父亲是一名电工,从事井下机修工作,工作性质决定了时间的不确定性,有时半夜在家正睡着觉,一个电话就得往现场跑。记得,很多年前那个寒冷的冬夜,那时我刚从外地上学回来第二天,大概凌晨一两点,我突然被父亲的电话铃声吵醒,我躺在床上隐约听见对方在电话里急促的声音,父亲挂掉电话就出门了,父亲走时,我听见门“啪”的响了一下,其实声音不是很大,但是那个夜晚,在那一刻,那个声响显得特别的嘹亮。许多年后,我依然清晰地记得那晚关门的声音,那个声响背后意味着父亲大冬天要在夜里骑着摩托车从旱井到北矿将近20多公里的路程去井下修理坏掉的机器。第二天早上父亲回来,我躺在床上听见父亲跟母亲说,他干完活在值班室沙发上躺了一会天亮才骑车回来。然而,第二天夜里,父亲的电话又响了,我又重复听到了那个刺耳的关门声。从那以后,我最怕的就是晚上听到电话声和关门声,我一直以为父亲是队长,工作不是很累,工作了才亲身体会到,作为队长,什么事都冲在最前头,队长是最累的。

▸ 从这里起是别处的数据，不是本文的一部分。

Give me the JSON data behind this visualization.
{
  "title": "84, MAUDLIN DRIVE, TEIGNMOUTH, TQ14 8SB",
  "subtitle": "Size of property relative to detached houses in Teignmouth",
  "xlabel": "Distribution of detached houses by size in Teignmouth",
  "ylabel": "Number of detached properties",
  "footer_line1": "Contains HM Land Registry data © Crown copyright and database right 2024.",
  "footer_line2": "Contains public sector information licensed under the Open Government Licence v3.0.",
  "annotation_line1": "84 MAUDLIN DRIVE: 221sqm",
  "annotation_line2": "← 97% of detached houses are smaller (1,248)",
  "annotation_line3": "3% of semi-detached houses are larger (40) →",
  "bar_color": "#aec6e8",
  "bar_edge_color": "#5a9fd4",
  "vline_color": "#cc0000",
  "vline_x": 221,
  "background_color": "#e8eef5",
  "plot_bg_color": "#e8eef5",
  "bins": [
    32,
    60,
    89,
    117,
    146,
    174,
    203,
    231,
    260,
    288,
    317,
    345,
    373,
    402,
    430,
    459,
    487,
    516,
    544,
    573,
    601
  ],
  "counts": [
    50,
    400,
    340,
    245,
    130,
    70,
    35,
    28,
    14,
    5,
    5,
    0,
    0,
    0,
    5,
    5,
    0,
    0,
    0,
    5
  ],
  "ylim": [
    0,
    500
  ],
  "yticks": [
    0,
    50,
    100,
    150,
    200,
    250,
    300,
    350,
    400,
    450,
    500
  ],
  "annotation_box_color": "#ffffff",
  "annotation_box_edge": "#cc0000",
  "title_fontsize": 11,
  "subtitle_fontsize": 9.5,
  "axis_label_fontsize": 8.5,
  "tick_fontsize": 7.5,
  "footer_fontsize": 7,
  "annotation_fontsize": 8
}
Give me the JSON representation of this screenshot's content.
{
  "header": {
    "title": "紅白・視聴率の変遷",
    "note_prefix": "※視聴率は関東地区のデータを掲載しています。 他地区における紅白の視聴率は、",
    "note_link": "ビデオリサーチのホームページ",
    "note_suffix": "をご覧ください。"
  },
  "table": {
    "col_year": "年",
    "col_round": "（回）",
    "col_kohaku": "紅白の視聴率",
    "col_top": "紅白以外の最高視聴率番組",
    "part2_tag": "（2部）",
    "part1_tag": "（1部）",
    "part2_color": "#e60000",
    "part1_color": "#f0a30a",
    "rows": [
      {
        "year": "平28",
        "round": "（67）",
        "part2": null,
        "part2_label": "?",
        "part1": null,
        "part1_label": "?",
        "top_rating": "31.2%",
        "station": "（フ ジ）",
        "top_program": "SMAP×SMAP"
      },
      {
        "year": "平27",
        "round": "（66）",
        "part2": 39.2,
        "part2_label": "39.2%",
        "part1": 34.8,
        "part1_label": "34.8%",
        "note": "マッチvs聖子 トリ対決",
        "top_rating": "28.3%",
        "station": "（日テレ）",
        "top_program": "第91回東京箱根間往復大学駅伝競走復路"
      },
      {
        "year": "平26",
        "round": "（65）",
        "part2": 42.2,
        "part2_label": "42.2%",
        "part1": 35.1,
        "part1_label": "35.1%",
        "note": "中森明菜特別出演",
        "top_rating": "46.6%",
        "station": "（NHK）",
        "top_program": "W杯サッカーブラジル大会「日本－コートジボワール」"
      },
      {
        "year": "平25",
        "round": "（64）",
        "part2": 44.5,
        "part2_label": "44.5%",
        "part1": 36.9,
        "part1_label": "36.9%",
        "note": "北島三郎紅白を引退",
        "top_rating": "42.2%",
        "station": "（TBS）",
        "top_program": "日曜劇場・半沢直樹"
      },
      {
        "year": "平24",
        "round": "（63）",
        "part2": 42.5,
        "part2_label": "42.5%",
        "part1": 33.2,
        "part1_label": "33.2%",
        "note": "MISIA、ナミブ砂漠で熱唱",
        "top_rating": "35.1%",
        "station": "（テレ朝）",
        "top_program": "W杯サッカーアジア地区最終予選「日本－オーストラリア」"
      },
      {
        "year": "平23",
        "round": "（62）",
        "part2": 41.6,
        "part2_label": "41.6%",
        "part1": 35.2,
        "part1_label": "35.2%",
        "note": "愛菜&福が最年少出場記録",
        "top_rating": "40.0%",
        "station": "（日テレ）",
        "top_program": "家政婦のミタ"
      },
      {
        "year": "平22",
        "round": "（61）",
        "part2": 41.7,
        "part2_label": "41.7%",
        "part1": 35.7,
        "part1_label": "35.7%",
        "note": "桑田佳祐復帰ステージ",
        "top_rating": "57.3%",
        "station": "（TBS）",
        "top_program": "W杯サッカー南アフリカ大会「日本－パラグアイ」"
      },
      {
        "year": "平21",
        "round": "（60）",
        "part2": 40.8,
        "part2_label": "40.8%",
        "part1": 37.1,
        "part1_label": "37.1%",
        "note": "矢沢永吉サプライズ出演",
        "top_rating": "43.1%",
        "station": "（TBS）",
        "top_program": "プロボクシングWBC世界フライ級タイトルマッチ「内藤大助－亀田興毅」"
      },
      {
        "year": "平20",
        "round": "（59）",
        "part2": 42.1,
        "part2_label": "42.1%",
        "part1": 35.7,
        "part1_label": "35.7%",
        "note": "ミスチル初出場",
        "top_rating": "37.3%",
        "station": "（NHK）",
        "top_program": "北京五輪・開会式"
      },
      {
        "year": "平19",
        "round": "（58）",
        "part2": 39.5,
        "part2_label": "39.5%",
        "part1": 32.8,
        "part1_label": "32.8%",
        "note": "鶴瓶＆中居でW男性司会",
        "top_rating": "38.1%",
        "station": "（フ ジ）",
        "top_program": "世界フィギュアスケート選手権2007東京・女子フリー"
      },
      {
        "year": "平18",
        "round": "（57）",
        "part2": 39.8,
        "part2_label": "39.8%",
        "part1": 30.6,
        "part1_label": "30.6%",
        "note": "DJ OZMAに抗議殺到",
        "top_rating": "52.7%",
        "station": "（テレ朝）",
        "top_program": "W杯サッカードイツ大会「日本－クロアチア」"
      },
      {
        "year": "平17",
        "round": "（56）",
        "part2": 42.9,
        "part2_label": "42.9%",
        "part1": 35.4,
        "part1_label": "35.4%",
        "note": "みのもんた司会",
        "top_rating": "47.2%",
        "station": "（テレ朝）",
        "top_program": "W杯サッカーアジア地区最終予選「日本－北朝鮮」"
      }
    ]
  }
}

我家没买汽车之前的很长一段时间,父亲都是骑着摩托车上班的,从旱井到北矿有20多公里路的路程。为了准时上班,每天早上天不亮父亲就出门了,晚上下班不管多晚还得披星戴月地再骑回来。冬天刺骨的寒风,长期受寒使爸爸的腿得了风湿,从此烙下了病根;夏天更不用说,天热的时候父亲的脸和胳膊都会被晒的又黑又紫,严重的时候甚至会晒掉一层皮。但是父亲从来没有在家里喊过累,叫过苦。我的父亲就是这样,再苦再累都自己扛着,从来不肯说出来。

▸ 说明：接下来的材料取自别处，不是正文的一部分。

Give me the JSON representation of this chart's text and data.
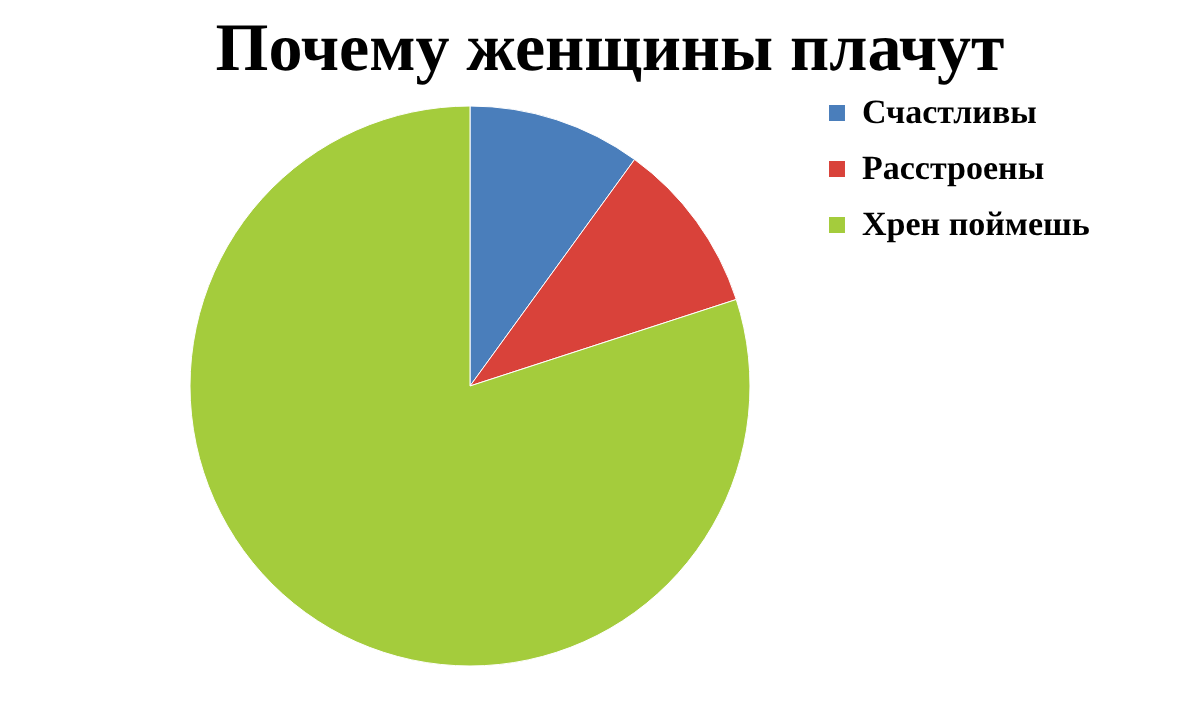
{
  "chart_data": {
    "type": "pie",
    "title": "Почему женщины плачут",
    "categories": [
      "Счастливы",
      "Расстроены",
      "Хрен поймешь"
    ],
    "values": [
      10,
      10,
      80
    ],
    "colors": [
      "#4a7ebb",
      "#d9423a",
      "#a4cc3c"
    ],
    "legend": "right"
  }
}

前年,父亲退休了。我们做儿女的也很欣慰,父亲辛苦了一辈子,终于可以歇歇了。
回想父亲的奋斗历程,让我想起了《平凡的世界里》里的孙少平,父亲和孙少平一样热爱着球友会(中国)事业,他们都把青春的汗水挥洒在了球友会(中国)这片黑土地上。虽然他们只是千千万万个矿工的一个缩影,但他们代表着一群不怕苦,不怕累,甘愿为球友会(中国)事业奋斗终生的球友会(中国)人!今天,他们也同样不断激励着像我一样在自己岗位上默默奋斗的年轻人!